CME boosts margins for copper futures after sizzling rally to record

Credit: CME

The CME Group will lift margin requirements for copper futures, which hit record highs this week as investors with bearish positions were squeezed, attracting further buying by speculators.

The rally that has seen CME prices jump nearly 30% so far this year would likely remain on the boil in the short term, including on the London Metal Exchange, analysts said.

The US exchange operator raised the outright margins on copper futures by $500 to $5,000 per contract, effective after the close of business on Thursday, the CME’s clearing house said in a notice.

The CME also pushed up margins for spreads of the metal used in the power and construction industries, with the July/August spread jumping by 25% to $500.

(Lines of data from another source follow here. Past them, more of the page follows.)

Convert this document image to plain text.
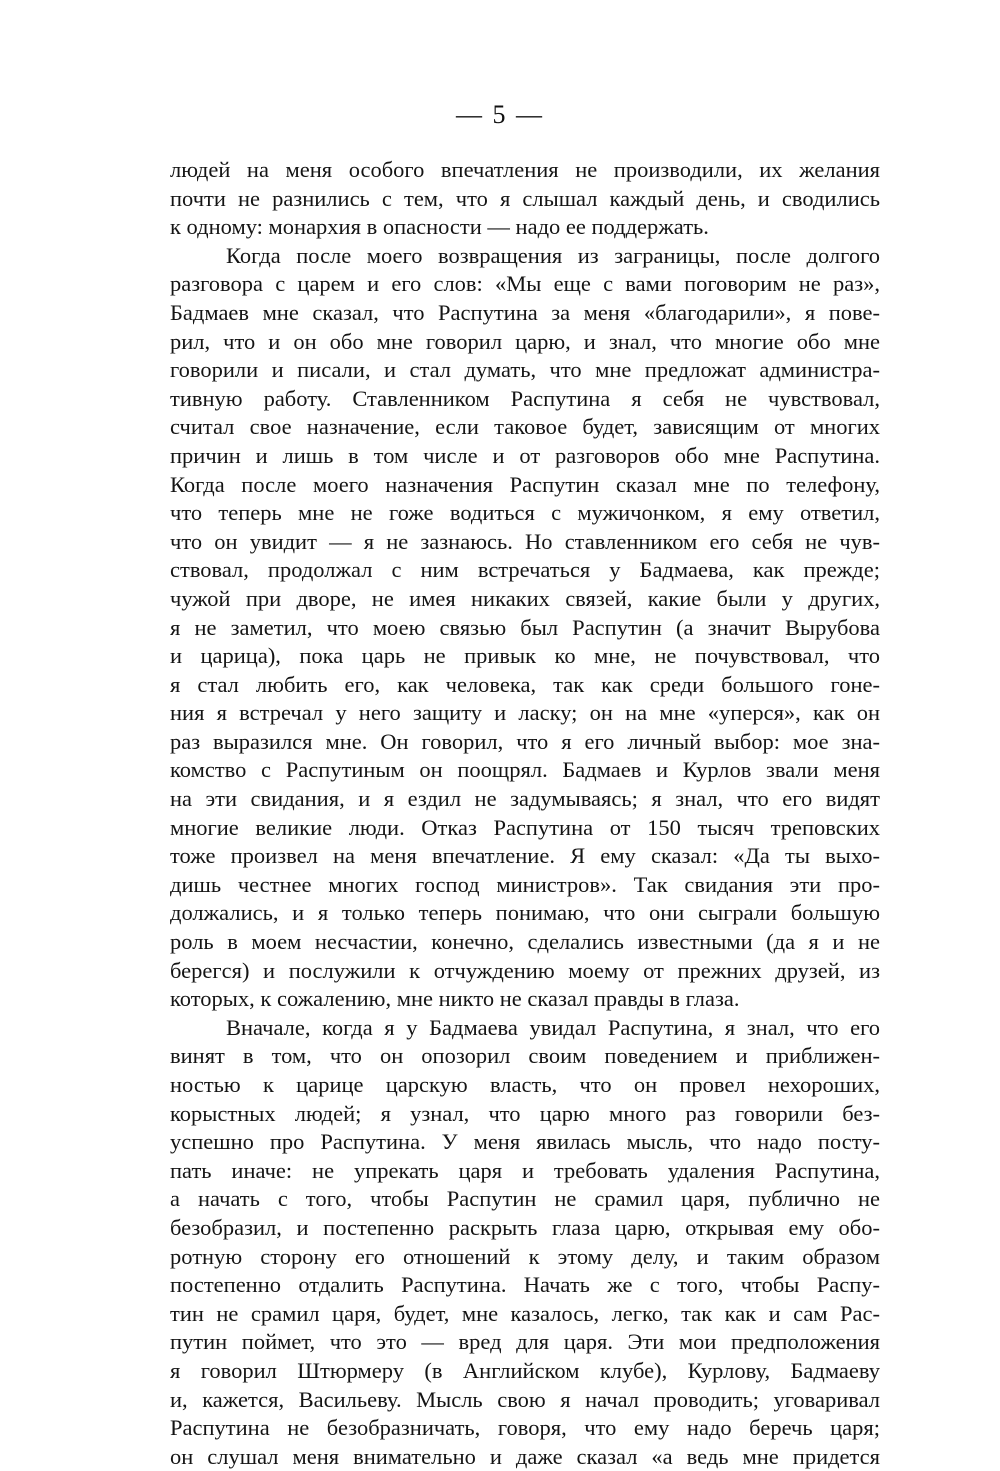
— 5 —
людей на меня особого впечатления не производили, их желания
почти не разнились с тем, что я слышал каждый день, и сводились
к одному: монархия в опасности — надо ее поддержать.
Когда после моего возвращения из заграницы, после долгого
разговора с царем и его слов: «Мы еще с вами поговорим не раз»,
Бадмаев мне сказал, что Распутина за меня «благодарили», я пове-
рил, что и он обо мне говорил царю, и знал, что многие обо мне
говорили и писали, и стал думать, что мне предложат администра-
тивную работу. Ставленником Распутина я себя не чувствовал,
считал свое назначение, если таковое будет, зависящим от многих
причин и лишь в том числе и от разговоров обо мне Распутина.
Когда после моего назначения Распутин сказал мне по телефону,
что теперь мне не гоже водиться с мужичонком, я ему ответил,
что он увидит — я не зазнаюсь. Но ставленником его себя не чув-
ствовал, продолжал с ним встречаться у Бадмаева, как прежде;
чужой при дворе, не имея никаких связей, какие были у других,
я не заметил, что моею связью был Распутин (а значит Вырубова
и царица), пока царь не привык ко мне, не почувствовал, что
я стал любить его, как человека, так как среди большого гоне-
ния я встречал у него защиту и ласку; он на мне «уперся», как он
раз выразился мне. Он говорил, что я его личный выбор: мое зна-
комство с Распутиным он поощрял. Бадмаев и Курлов звали меня
на эти свидания, и я ездил не задумываясь; я знал, что его видят
многие великие люди. Отказ Распутина от 150 тысяч треповских
тоже произвел на меня впечатление. Я ему сказал: «Да ты выхо-
дишь честнее многих господ министров». Так свидания эти про-
должались, и я только теперь понимаю, что они сыграли большую
роль в моем несчастии, конечно, сделались известными (да я и не
берегся) и послужили к отчуждению моему от прежних друзей, из
которых, к сожалению, мне никто не сказал правды в глаза.
Вначале, когда я у Бадмаева увидал Распутина, я знал, что его
винят в том, что он опозорил своим поведением и приближен-
ностью к царице царскую власть, что он провел нехороших,
корыстных людей; я узнал, что царю много раз говорили без-
успешно про Распутина. У меня явилась мысль, что надо посту-
пать иначе: не упрекать царя и требовать удаления Распутина,
а начать с того, чтобы Распутин не срамил царя, публично не
безобразил, и постепенно раскрыть глаза царю, открывая ему обо-
ротную сторону его отношений к этому делу, и таким образом
постепенно отдалить Распутина. Начать же с того, чтобы Распу-
тин не срамил царя, будет, мне казалось, легко, так как и сам Рас-
путин поймет, что это — вред для царя. Эти мои предположения
я говорил Штюрмеру (в Английском клубе), Курлову, Бадмаеву
и, кажется, Васильеву. Мысль свою я начал проводить; уговаривал
Распутина не безобразничать, говоря, что ему надо беречь царя;
он слушал меня внимательно и даже сказал «а ведь мне придется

Sources told Reuters on Wednesday that the CME rally was partly fuelled by commodity traders Trafigura and IXM seeking physical copper to cover large bearish positions on the CME.

But finding copper that can be delivered on the CME has been tricky because much of LME inventories are Russian origin, which is not accepted on the CME. The US exchange also does not allow metal produced in top refined producer China.

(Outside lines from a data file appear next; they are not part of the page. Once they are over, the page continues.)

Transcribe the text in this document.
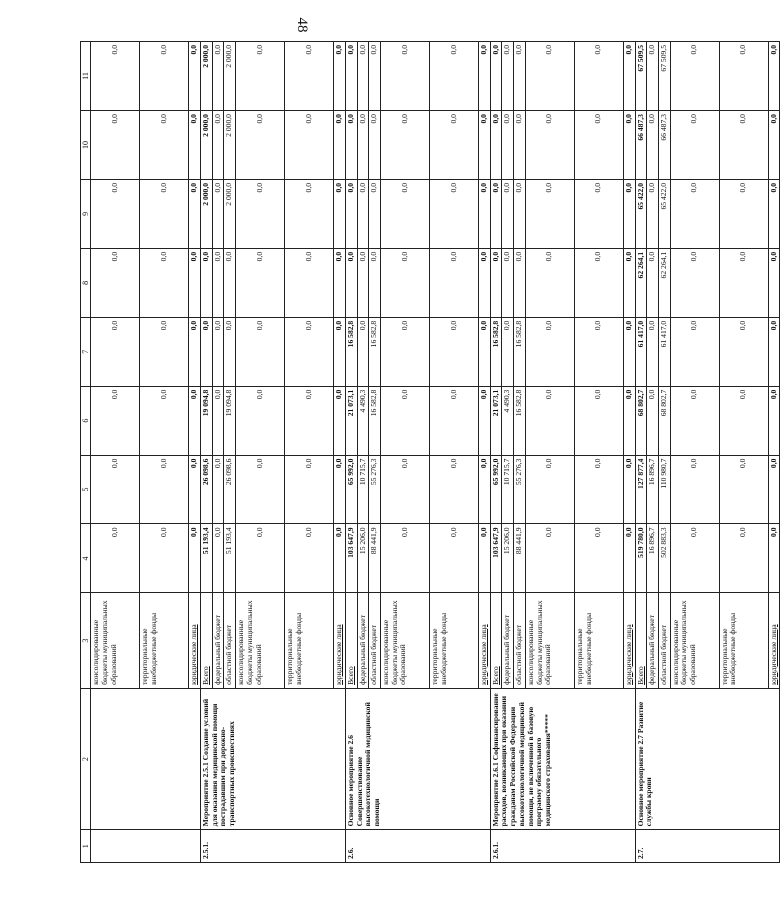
48
1	2	3	4	5	6	7	8	9	10	11
		консолидированные бюджеты муниципальных образований	0,0	0,0	0,0	0,0	0,0	0,0	0,0	0,0
		территориальные внебюджетные фонды	0,0	0,0	0,0	0,0	0,0	0,0	0,0	0,0
		юридические лица	0,0	0,0	0,0	0,0	0,0	0,0	0,0	0,0
2.5.1.	Мероприятие 2.5.1 Создание условий для оказания медицинской помощи пострадавшим при дорожно-транспортных происшествиях	Всего	51 193,4	26 098,6	19 094,8	0,0	0,0	2 000,0	2 000,0	2 000,0
		федеральный бюджет	0,0	0,0	0,0	0,0	0,0	0,0	0,0	0,0
		областной бюджет	51 193,4	26 098,6	19 094,8	0,0	0,0	2 000,0	2 000,0	2 000,0
		консолидированные бюджеты муниципальных образований	0,0	0,0	0,0	0,0	0,0	0,0	0,0	0,0
		территориальные внебюджетные фонды	0,0	0,0	0,0	0,0	0,0	0,0	0,0	0,0
		юридические лица	0,0	0,0	0,0	0,0	0,0	0,0	0,0	0,0
2.6.	Основное мероприятие 2.6 Совершенствование высокотехнологичной медицинской помощи	Всего	103 647,9	65 992,0	21 073,1	16 582,8	0,0	0,0	0,0	0,0
		федеральный бюджет	15 206,0	10 715,7	4 490,3	0,0	0,0	0,0	0,0	0,0
		областной бюджет	88 441,9	55 276,3	16 582,8	16 582,8	0,0	0,0	0,0	0,0
		консолидированные бюджеты муниципальных образований	0,0	0,0	0,0	0,0	0,0	0,0	0,0	0,0
		территориальные внебюджетные фонды	0,0	0,0	0,0	0,0	0,0	0,0	0,0	0,0
		юридические лица	0,0	0,0	0,0	0,0	0,0	0,0	0,0	0,0
2.6.1.	Мероприятие 2.6.1 Софинансирование расходов, возникающих при оказании гражданам Российской Федерации высокотехнологичной медицинской помощи, не включенной в базовую программу обязательного медицинского страхования*****	Всего	103 647,9	65 992,0	21 073,1	16 582,8	0,0	0,0	0,0	0,0
		федеральный бюджет	15 206,0	10 715,7	4 490,3	0,0	0,0	0,0	0,0	0,0
		областной бюджет	88 441,9	55 276,3	16 582,8	16 582,8	0,0	0,0	0,0	0,0
		консолидированные бюджеты муниципальных образований	0,0	0,0	0,0	0,0	0,0	0,0	0,0	0,0
		территориальные внебюджетные фонды	0,0	0,0	0,0	0,0	0,0	0,0	0,0	0,0
		юридические лица	0,0	0,0	0,0	0,0	0,0	0,0	0,0	0,0
2.7.	Основное мероприятие 2.7 Развитие службы крови	Всего	519 780,0	127 877,4	68 802,7	61 417,0	62 264,1	65 422,0	66 487,3	67 509,5
		федеральный бюджет	16 896,7	16 896,7	0,0	0,0	0,0	0,0	0,0	0,0
		областной бюджет	502 883,3	110 980,7	68 802,7	61 417,0	62 264,1	65 422,0	66 487,3	67 509,5
		консолидированные бюджеты муниципальных образований	0,0	0,0	0,0	0,0	0,0	0,0	0,0	0,0
		территориальные внебюджетные фонды	0,0	0,0	0,0	0,0	0,0	0,0	0,0	0,0
		юридические лица	0,0	0,0	0,0	0,0	0,0	0,0	0,0	0,0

Trafigura was asking producers to redirect material from other destinations to the US, the sources said.

The hefty jump in CME copper prices has outpaced gains on the LME and created an opportunity for traders to buy on the LME and sell on the CME, known are arbitrage trading.

“We expect the Comex premium over LME to narrow as arbitrageurs ship physical units to the US, but this will take time,” Citi analyst Max Layton said in a note.

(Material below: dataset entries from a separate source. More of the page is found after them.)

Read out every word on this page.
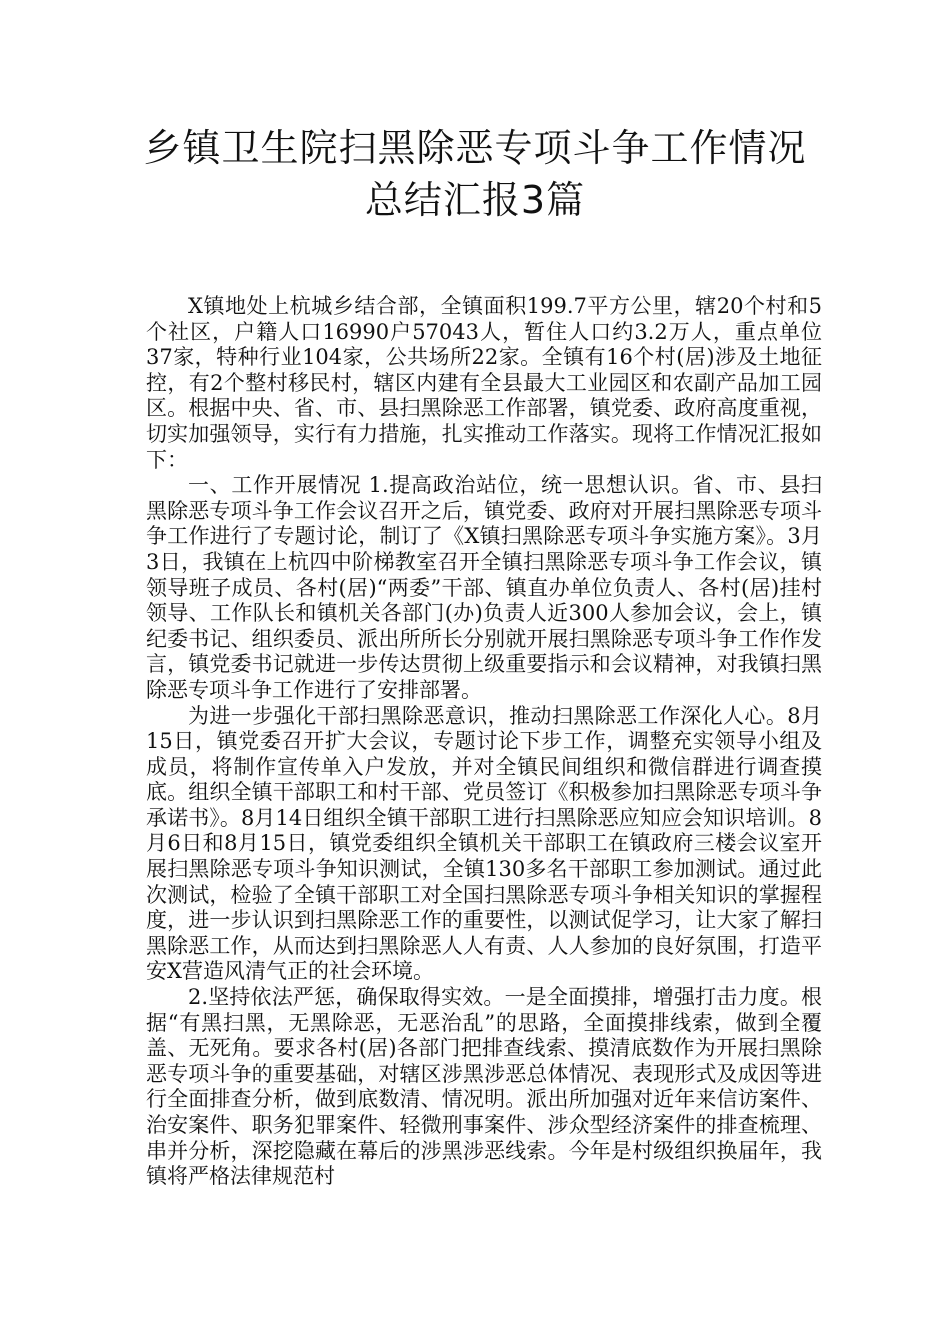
乡镇卫生院扫黑除恶专项斗争工作情况
总结汇报3篇

X镇地处上杭城乡结合部，全镇面积199.7平方公里，辖20个村和5个社区，户籍人口16990户57043人，暂住人口约3.2万人，重点单位37家，特种行业104家，公共场所22家。全镇有16个村(居)涉及土地征控，有2个整村移民村，辖区内建有全县最大工业园区和农副产品加工园区。根据中央、省、市、县扫黑除恶工作部署，镇党委、政府高度重视，切实加强领导，实行有力措施，扎实推动工作落实。现将工作情况汇报如下：

一、工作开展情况 1.提高政治站位，统一思想认识。省、市、县扫黑除恶专项斗争工作会议召开之后，镇党委、政府对开展扫黑除恶专项斗争工作进行了专题讨论，制订了《X镇扫黑除恶专项斗争实施方案》。3月3日，我镇在上杭四中阶梯教室召开全镇扫黑除恶专项斗争工作会议，镇领导班子成员、各村(居)“两委”干部、镇直办单位负责人、各村(居)挂村领导、工作队长和镇机关各部门(办)负责人近300人参加会议，会上，镇纪委书记、组织委员、派出所所长分别就开展扫黑除恶专项斗争工作作发言，镇党委书记就进一步传达贯彻上级重要指示和会议精神，对我镇扫黑除恶专项斗争工作进行了安排部署。

为进一步强化干部扫黑除恶意识，推动扫黑除恶工作深化人心。8月15日，镇党委召开扩大会议，专题讨论下步工作，调整充实领导小组及成员，将制作宣传单入户发放，并对全镇民间组织和微信群进行调查摸底。组织全镇干部职工和村干部、党员签订《积极参加扫黑除恶专项斗争承诺书》。8月14日组织全镇干部职工进行扫黑除恶应知应会知识培训。8月6日和8月15日，镇党委组织全镇机关干部职工在镇政府三楼会议室开展扫黑除恶专项斗争知识测试，全镇130多名干部职工参加测试。通过此次测试，检验了全镇干部职工对全国扫黑除恶专项斗争相关知识的掌握程度，进一步认识到扫黑除恶工作的重要性，以测试促学习，让大家了解扫黑除恶工作，从而达到扫黑除恶人人有责、人人参加的良好氛围，打造平安X营造风清气正的社会环境。

2.坚持依法严惩，确保取得实效。一是全面摸排，增强打击力度。根据“有黑扫黑，无黑除恶，无恶治乱”的思路，全面摸排线索，做到全覆盖、无死角。要求各村(居)各部门把排查线索、摸清底数作为开展扫黑除恶专项斗争的重要基础，对辖区涉黑涉恶总体情况、表现形式及成因等进行全面排查分析，做到底数清、情况明。派出所加强对近年来信访案件、治安案件、职务犯罪案件、轻微刑事案件、涉众型经济案件的排查梳理、串并分析，深挖隐藏在幕后的涉黑涉恶线索。今年是村级组织换届年，我镇将严格法律规范村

May Comex copper futures hit a record of $5.1775 a lb on Wednesday and were down 1% at $4.9225 on Thursday at 1320 GMT.

Analyst Ed Meir at broker Marex said technical signals were not yet showing a peak in Comex copper.

“Although prices came off their highs, they still finished with decent gains, especially in the forwards and thus avoided the washout usually associated with a peak,” he said in a note.

The Comex May contract at its peak was equivalent to $11,414 per ton while the LME price benchmark price has risen as far as $10,445.50 a ton and was up 1.2% at $10,340 on Thursday.